Le bois des cercueils est très bien conservé, ce qui permet des observations techniques sur les réceptacles ; une analyse xylologique déterminera les différentes essences utilisées. Les sujets sont inhumés habillés : nombre de boutons, agrafes, parure, boucles, chaussures et pièces de tissus en témoignent. La découverte de nombreux ossuaires, le plus souvent individuels et mêlés aux sépultures en place, illustre l'existence de concessions temporaires et leur gestion par les fossoyeurs.

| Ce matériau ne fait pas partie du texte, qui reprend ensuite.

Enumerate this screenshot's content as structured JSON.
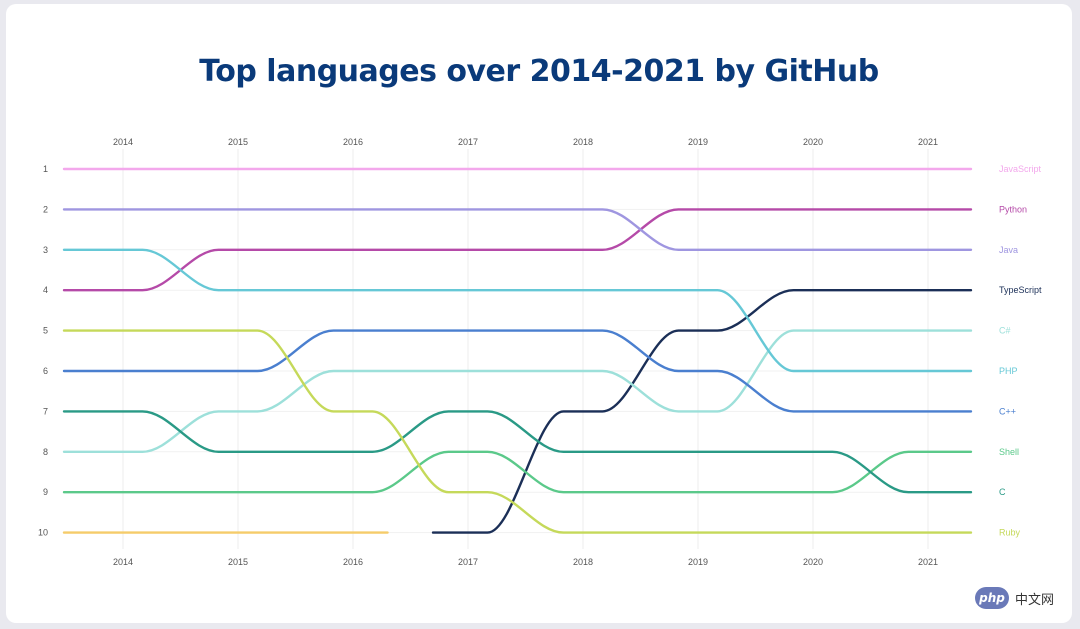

Le recrutement semble correspondre à une population naturelle conforme à un modèle de mortalité archaïque, avec notamment de nombreux jeunes enfants, ceux-ci étant inhumés dans des zones particulières. L'étude biologique de l'échantillon exhumé sera particulièrement intéressante à mettre en perspective avec les progrès médicaux et sanitaires du XIXe siècle qui modifient profondément les profils démographiques.

La fouille puis l'étude de ce cimetière vont permettre de nourrir plusieurs thématiques de recherches dans un contexte de profondes mutations à la fois historiques, sociologiques et idéologiques. L'approche comparative et dialectique des archives historiques et des archives du sol sera particulièrement intéressante sur ce site.